Hoy, una vez más, el mar ha devuelto la crudeza de la realidad. Dos cuerpos sin vida han sido rescatados en aguas del litoral de Ceuta. Dos más que se suman a una lista insoportable: casi cuarenta personas fallecidas en lo que va de año, según los datos que maneja la Guardia Civil. Detrás de cada cifra hay una historia rota, un sueño que se hunde, una familia que espera sin respuesta.
No hablamos de un suceso aislado, sino de un drama humano recurrente que convierte nuestro mar en testigo silencioso de la desesperación. Hombres, mujeres y menores se lanzan al agua en un intento desesperado por alcanzar Europa, con la esperanza como único salvavidas. Esta semana, las imágenes de una madre y su hijo alcanzando exhaustos la costa ceutí estremecieron a todos. Esas escenas deberían interpelarnos más allá de la compasión inmediata; deberían obligarnos a reaccionar.

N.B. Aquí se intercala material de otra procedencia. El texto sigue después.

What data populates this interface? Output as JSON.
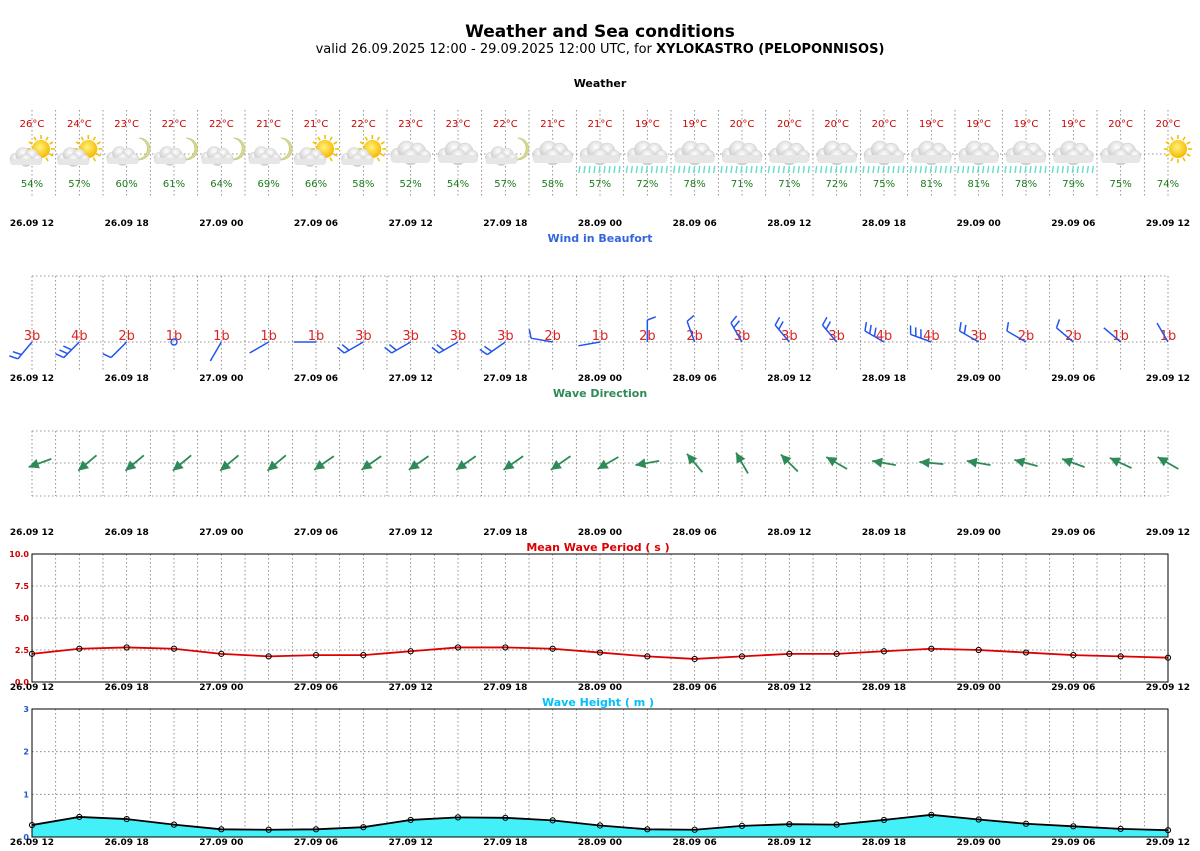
{
  "header": {
    "title": "Weather and Sea conditions",
    "subtitle_prefix": "valid 26.09.2025 12:00 - 29.09.2025 12:00 UTC, for ",
    "location": "XYLOKASTRO (PELOPONNISOS)"
  },
  "colors": {
    "temperature": "#cc0000",
    "humidity": "#1a7a1a",
    "wind_title": "#3366dd",
    "wind_speed": "#dd2222",
    "wind_barb": "#2255ee",
    "wave_dir_title": "#2e8b57",
    "wave_arrow": "#2e8b57",
    "period_title": "#dd0000",
    "period_line": "#dd0000",
    "height_title": "#00bfff",
    "height_fill": "#44f0f8",
    "height_line": "#000000",
    "rain": "#66ddcc"
  },
  "x_labels": [
    "26.09 12",
    "26.09 18",
    "27.09 00",
    "27.09 06",
    "27.09 12",
    "27.09 18",
    "28.09 00",
    "28.09 06",
    "28.09 12",
    "28.09 18",
    "29.09 00",
    "29.09 06",
    "29.09 12"
  ],
  "weather": {
    "title": "Weather",
    "temperature": [
      "26°C",
      "24°C",
      "23°C",
      "22°C",
      "22°C",
      "21°C",
      "21°C",
      "22°C",
      "23°C",
      "23°C",
      "22°C",
      "21°C",
      "21°C",
      "19°C",
      "19°C",
      "20°C",
      "20°C",
      "20°C",
      "20°C",
      "19°C",
      "19°C",
      "19°C",
      "19°C",
      "20°C",
      "20°C"
    ],
    "humidity": [
      "54%",
      "57%",
      "60%",
      "61%",
      "64%",
      "69%",
      "66%",
      "58%",
      "52%",
      "54%",
      "57%",
      "58%",
      "57%",
      "72%",
      "78%",
      "71%",
      "71%",
      "72%",
      "75%",
      "81%",
      "81%",
      "78%",
      "79%",
      "75%",
      "74%"
    ],
    "icons": [
      "sun-cloud-icon",
      "sun-cloud-icon",
      "moon-cloud-icon",
      "moon-cloud-icon",
      "moon-cloud-icon",
      "moon-cloud-icon",
      "sun-cloud-icon",
      "sun-cloud-icon",
      "cloud-icon",
      "cloud-icon",
      "moon-cloud-icon",
      "cloud-icon",
      "rain-cloud-icon",
      "rain-cloud-icon",
      "rain-cloud-icon",
      "rain-cloud-icon",
      "rain-cloud-icon",
      "rain-cloud-icon",
      "rain-cloud-icon",
      "rain-cloud-icon",
      "rain-cloud-icon",
      "rain-cloud-icon",
      "rain-cloud-icon",
      "cloud-icon",
      "sun-icon"
    ]
  },
  "wind": {
    "title": "Wind in Beaufort",
    "labels": [
      "3b",
      "4b",
      "2b",
      "1b",
      "1b",
      "1b",
      "1b",
      "3b",
      "3b",
      "3b",
      "3b",
      "2b",
      "1b",
      "2b",
      "2b",
      "3b",
      "3b",
      "3b",
      "4b",
      "4b",
      "3b",
      "2b",
      "2b",
      "1b",
      "1b"
    ],
    "beaufort": [
      3,
      4,
      2,
      1,
      1,
      1,
      1,
      3,
      3,
      3,
      3,
      2,
      1,
      2,
      2,
      3,
      3,
      3,
      4,
      4,
      3,
      2,
      2,
      1,
      1
    ],
    "direction_deg": [
      220,
      225,
      225,
      180,
      210,
      240,
      270,
      240,
      240,
      240,
      235,
      280,
      260,
      0,
      340,
      330,
      320,
      320,
      300,
      290,
      300,
      300,
      310,
      310,
      330
    ]
  },
  "wave_direction": {
    "title": "Wave Direction",
    "heading_deg": [
      250,
      230,
      230,
      230,
      230,
      230,
      235,
      235,
      235,
      235,
      235,
      235,
      240,
      260,
      320,
      330,
      315,
      300,
      280,
      275,
      280,
      285,
      290,
      295,
      300
    ]
  },
  "chart_data": [
    {
      "type": "line",
      "title": "Mean Wave Period ( s )",
      "x": [
        "26.09 12",
        "26.09 15",
        "26.09 18",
        "26.09 21",
        "27.09 00",
        "27.09 03",
        "27.09 06",
        "27.09 09",
        "27.09 12",
        "27.09 15",
        "27.09 18",
        "27.09 21",
        "28.09 00",
        "28.09 03",
        "28.09 06",
        "28.09 09",
        "28.09 12",
        "28.09 15",
        "28.09 18",
        "28.09 21",
        "29.09 00",
        "29.09 03",
        "29.09 06",
        "29.09 09",
        "29.09 12"
      ],
      "series": [
        {
          "values": [
            2.2,
            2.6,
            2.7,
            2.6,
            2.2,
            2.0,
            2.1,
            2.1,
            2.4,
            2.7,
            2.7,
            2.6,
            2.3,
            2.0,
            1.8,
            2.0,
            2.2,
            2.2,
            2.4,
            2.6,
            2.5,
            2.3,
            2.1,
            2.0,
            1.9
          ]
        }
      ],
      "ylim": [
        0,
        10
      ],
      "yticks": [
        "0.0",
        "2.5",
        "5.0",
        "7.5",
        "10.0"
      ],
      "grid": true
    },
    {
      "type": "area",
      "title": "Wave Height ( m )",
      "x": [
        "26.09 12",
        "26.09 15",
        "26.09 18",
        "26.09 21",
        "27.09 00",
        "27.09 03",
        "27.09 06",
        "27.09 09",
        "27.09 12",
        "27.09 15",
        "27.09 18",
        "27.09 21",
        "28.09 00",
        "28.09 03",
        "28.09 06",
        "28.09 09",
        "28.09 12",
        "28.09 15",
        "28.09 18",
        "28.09 21",
        "29.09 00",
        "29.09 03",
        "29.09 06",
        "29.09 09",
        "29.09 12"
      ],
      "series": [
        {
          "values": [
            0.28,
            0.47,
            0.42,
            0.29,
            0.18,
            0.17,
            0.18,
            0.23,
            0.4,
            0.46,
            0.45,
            0.39,
            0.27,
            0.18,
            0.17,
            0.26,
            0.3,
            0.29,
            0.4,
            0.52,
            0.41,
            0.31,
            0.25,
            0.19,
            0.16
          ]
        }
      ],
      "ylim": [
        0,
        3
      ],
      "yticks": [
        "0",
        "1",
        "2",
        "3"
      ],
      "grid": true
    }
  ]
}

Ceuta, por su ubicación y su historia, lleva años soportando el peso de una frontera que es mucho más que una línea geográfica. Es una frontera moral y política, donde se miden las verdaderas dimensiones de la solidaridad, la responsabilidad y la gestión humanitaria. Pero lo que está ocurriendo va más allá de lo soportable: no podemos permitir que el mar que baña a nuestra ciudad se convierta en una fosa común.
La inacción o la rutina institucional ante esta tragedia ya no puede justificarse. El Gobierno de España debe actuar con decisión, reforzando los medios de salvamento, garantizando una atención humanitaria inmediata y, sobre todo, coordinando políticas eficaces con Marruecos. No se trata solo de controlar un flujo migratorio, sino de proteger la vida humana.

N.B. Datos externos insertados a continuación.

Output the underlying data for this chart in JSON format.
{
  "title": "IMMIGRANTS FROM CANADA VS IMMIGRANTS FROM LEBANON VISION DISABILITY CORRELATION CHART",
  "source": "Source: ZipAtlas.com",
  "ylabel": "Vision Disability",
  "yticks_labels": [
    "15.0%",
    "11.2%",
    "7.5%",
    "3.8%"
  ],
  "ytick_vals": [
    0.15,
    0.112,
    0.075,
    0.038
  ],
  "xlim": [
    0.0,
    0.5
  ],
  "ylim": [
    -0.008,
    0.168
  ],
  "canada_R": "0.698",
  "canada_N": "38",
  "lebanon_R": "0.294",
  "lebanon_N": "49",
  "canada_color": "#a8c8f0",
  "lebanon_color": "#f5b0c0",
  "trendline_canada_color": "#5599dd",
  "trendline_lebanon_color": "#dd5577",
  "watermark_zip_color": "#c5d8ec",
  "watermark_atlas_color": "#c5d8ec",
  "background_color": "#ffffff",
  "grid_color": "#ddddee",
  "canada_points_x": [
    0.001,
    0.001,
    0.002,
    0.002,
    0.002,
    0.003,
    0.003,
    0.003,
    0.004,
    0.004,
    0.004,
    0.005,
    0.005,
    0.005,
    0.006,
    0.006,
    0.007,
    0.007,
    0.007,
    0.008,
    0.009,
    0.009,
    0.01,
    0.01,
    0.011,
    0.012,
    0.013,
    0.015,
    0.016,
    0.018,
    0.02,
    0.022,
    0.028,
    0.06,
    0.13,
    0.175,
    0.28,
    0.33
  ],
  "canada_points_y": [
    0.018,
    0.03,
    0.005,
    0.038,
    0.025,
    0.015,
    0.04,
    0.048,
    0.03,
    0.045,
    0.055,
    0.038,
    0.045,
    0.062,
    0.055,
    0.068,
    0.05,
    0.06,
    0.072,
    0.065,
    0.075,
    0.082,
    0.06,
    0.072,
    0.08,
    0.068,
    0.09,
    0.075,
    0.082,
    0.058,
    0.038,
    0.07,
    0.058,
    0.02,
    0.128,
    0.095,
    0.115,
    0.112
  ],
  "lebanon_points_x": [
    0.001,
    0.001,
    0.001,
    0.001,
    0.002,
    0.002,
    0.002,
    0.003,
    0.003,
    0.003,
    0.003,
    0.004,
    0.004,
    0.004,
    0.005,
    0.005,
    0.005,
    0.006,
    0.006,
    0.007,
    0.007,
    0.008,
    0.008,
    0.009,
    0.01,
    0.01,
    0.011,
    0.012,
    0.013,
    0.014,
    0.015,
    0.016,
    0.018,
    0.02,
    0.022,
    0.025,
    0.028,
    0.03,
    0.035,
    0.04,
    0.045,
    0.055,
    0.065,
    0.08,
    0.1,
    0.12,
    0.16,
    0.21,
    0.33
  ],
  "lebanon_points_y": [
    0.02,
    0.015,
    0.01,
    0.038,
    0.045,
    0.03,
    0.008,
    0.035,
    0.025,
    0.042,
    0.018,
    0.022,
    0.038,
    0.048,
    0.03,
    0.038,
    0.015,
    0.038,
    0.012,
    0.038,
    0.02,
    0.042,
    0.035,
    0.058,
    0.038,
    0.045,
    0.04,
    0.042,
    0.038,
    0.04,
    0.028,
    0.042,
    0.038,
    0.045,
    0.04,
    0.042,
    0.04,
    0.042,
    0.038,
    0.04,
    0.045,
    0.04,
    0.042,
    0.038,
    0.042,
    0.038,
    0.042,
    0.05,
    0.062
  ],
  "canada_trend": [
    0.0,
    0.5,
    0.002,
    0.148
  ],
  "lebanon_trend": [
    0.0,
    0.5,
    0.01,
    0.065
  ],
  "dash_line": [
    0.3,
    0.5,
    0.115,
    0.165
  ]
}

Del otro lado, las autoridades marroquíes tienen la obligación de impedir que cientos de jóvenes, incluso niños, se lancen al mar sin rumbo ni posibilidades. No puede normalizarse que menores arriesguen su vida en el agua, sin acompañamiento, sin esperanza y sin futuro. La cooperación y la prevención en origen son tan necesarias como la respuesta humanitaria en destino.

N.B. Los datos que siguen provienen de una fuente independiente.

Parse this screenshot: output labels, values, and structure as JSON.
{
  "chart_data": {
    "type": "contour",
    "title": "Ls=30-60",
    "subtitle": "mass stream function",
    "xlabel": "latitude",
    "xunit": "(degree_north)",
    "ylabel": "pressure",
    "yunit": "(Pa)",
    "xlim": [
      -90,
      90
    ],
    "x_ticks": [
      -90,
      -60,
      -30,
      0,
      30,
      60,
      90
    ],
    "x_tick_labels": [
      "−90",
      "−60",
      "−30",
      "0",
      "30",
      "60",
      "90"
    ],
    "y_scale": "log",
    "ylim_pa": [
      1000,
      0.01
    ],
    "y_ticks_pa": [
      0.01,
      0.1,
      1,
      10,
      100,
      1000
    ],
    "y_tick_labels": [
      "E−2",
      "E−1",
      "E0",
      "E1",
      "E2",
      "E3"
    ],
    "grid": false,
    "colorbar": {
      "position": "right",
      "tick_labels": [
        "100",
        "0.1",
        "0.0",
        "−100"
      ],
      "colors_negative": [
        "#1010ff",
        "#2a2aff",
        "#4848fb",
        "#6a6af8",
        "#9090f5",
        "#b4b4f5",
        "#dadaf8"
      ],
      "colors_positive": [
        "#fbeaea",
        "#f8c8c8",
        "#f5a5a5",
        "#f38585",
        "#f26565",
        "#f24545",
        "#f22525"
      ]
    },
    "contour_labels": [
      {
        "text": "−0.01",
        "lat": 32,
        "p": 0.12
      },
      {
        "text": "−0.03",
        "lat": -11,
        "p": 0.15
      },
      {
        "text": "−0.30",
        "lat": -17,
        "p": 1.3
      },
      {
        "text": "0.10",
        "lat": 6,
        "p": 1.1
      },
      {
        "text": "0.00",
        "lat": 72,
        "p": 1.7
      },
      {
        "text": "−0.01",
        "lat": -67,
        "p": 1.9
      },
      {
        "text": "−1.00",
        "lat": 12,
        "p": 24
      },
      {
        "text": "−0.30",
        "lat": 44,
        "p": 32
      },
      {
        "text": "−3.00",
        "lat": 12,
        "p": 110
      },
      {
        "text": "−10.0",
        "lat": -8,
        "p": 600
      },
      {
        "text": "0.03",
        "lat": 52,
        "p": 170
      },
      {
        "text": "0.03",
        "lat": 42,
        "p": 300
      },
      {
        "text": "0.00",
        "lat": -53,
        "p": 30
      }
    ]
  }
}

Ceuta no puede resignarse a vivir de espaldas a este drama. Cada cuerpo rescatado, cada mirada perdida, nos recuerda que esta tragedia es colectiva. El mar no distingue fronteras, ni edades, ni nacionalidades; solo devuelve los restos de una humanidad que ha fracasado en proteger a los más vulnerables.
El efecto llamada debe frenarse, sí, pero también el efecto indiferencia. No hay política migratoria que pueda justificarse si su consecuencia es la muerte en el agua. Y no hay frontera que merezca mantenerse a costa de la vida de un solo niño.
Mientras el mar siga devolviendo cuerpos, ninguna sociedad podrá considerarse justa. Ceuta, España y Marruecos tienen la responsabilidad de romper este ciclo de tragedia antes de que el Mediterráneo, definitivamente, se convierta en un cementerio sin nombre.